Turn in on CD or Jump Drive.
- Final "extended format" version of your extended image (one file containing all supporting pictures). If you are doing a grid, this would mean one file. For diptychs, this would mean one filer per diptych, etc. Format: jpeg, quality 10+, sRGB, no longer than 1500 pixels in one direction (use image processor to set this up)
- How much to do? If you are doing diptychs or triptychs, turn in at least 3 separate ones. If you are doing a large grid, one would be fine. It depends on your project—discuss with instructor.
- All of your individual photos that go into this project should be edited appropriately in photoshop. This includes the skills covered so far in class: WP/BP, global tone adjustments (brightness and contrast using curves and/or camera raw), color adjustments, local adjustments (dodge and burn using the new method, blending mode curves with masks), sharpening. All Raw conversions must be smart objects.
- Three of these original photos, with all adjustments evident as layers/smart object, must be turned in. Must have the layers!
Now remember that when you are assembling your multiples (grids, panos, diptychs or otherwise), save out flattened versions of your work files just to keep things manageable. But make sure you are not loosing your layers; after flattening, always "Save As," rather than "Save"

As photographers, the frame is perhaps our most important tool. With the camera, we "frame" our subjects, including what we feel is important for the picture, and excluding what isn't. Essentially, we are editing from the visual world with our frame. A common goal in photography is to try and get it all in one frame—to create a singular image that conveys our full expression.
There's value in that—and it certainly pushes us to be stronger photographers, but it isn't the only way.
Sometimes we need multiple images, multiple frames to convey the breadth and richness of our visual message.
For example,
Duane Michals used extended series of images to convey complex and (often amusing) narratives. Some of these visual story lines went in a straight line, sometimes they made bizarre spirals.

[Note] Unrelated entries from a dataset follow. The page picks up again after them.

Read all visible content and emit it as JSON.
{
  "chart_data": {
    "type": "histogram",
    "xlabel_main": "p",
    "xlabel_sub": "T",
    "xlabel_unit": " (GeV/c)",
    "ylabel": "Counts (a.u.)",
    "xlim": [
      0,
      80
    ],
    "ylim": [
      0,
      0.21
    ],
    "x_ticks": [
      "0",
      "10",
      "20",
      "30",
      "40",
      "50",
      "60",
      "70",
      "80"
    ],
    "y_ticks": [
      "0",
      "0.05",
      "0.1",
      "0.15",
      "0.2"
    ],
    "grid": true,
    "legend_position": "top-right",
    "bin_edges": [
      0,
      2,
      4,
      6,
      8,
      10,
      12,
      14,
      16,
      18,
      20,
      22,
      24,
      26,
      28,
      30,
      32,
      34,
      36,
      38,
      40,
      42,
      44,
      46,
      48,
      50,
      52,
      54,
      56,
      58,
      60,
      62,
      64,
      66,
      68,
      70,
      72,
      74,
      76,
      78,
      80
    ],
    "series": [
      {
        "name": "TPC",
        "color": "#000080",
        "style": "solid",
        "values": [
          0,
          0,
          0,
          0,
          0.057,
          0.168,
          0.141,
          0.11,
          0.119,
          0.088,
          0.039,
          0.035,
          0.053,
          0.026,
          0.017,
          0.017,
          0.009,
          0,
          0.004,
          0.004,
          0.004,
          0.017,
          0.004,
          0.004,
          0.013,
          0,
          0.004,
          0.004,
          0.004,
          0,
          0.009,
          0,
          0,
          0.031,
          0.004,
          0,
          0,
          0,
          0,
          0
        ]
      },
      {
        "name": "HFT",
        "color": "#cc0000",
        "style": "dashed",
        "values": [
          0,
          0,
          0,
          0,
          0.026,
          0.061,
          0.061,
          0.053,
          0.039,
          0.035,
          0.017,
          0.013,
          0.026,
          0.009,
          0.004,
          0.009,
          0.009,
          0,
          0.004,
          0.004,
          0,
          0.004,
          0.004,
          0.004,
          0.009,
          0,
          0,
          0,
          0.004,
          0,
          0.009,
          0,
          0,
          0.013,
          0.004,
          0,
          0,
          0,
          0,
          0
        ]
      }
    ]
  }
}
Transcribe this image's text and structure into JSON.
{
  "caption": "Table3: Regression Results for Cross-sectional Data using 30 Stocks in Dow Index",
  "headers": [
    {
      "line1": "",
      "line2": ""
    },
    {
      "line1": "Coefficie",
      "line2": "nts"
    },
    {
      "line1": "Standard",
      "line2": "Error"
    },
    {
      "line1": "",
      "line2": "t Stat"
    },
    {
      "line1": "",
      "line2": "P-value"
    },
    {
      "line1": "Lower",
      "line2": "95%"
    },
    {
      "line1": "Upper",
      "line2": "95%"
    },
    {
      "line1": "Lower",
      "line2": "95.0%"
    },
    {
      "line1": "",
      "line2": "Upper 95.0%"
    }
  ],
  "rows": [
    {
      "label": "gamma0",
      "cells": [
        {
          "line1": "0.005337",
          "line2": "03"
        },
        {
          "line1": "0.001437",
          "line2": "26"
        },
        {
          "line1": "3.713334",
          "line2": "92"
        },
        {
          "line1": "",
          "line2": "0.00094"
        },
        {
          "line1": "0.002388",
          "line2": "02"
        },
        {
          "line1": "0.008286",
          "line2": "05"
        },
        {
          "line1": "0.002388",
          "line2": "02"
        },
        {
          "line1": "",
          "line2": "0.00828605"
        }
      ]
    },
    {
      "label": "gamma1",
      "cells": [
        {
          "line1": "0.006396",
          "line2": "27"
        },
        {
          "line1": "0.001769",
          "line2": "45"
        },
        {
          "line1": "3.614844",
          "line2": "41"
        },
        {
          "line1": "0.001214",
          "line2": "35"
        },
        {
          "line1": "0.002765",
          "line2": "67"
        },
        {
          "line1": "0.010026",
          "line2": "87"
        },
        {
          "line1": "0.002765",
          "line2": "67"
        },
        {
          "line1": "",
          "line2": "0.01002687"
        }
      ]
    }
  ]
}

Robert Richfield has an interesting take on the panorama. Instead of stitching together a seamless expanse, he presents it with the frame divisions. How does this affect the meaning of his work and how we "read" it?
Sparky Campanella makes non-tradition portraits of people by mapping the textures of their skin and displaying them as large grids. What are the implications of this work—portraits that are literally "skin deep"?
Jeff Brouws (and numerous others going back to Bernd and Hilla Becher) are obsessed with cataloging and "collecting" with their camera. For instance, Brouws isn't interested in singular train cars, but the almost endless variations between numerous cars. Working with a mode called
typology, he creates grids that simultaneously show similarity and contrast.
Uta Barth is a photographer of place. Instead of creating visual descriptions of places, like a traditional landscape photographer would do, she is more interested in evoking or suggesting how we experience places. Often working with multiple frames, she changes the scale, plane of focus (in some she focuses on the "space between" foreground and background), in an attempt to more closely mimic the process of human perception
On more of a documentary, story-telling mode,
Lucia Ganieva, creates rich biographical portraits of people relating their persona to their vocation, past, workplace, etc. using diptychs and triptychs. Notice how the frames work together to build meaning.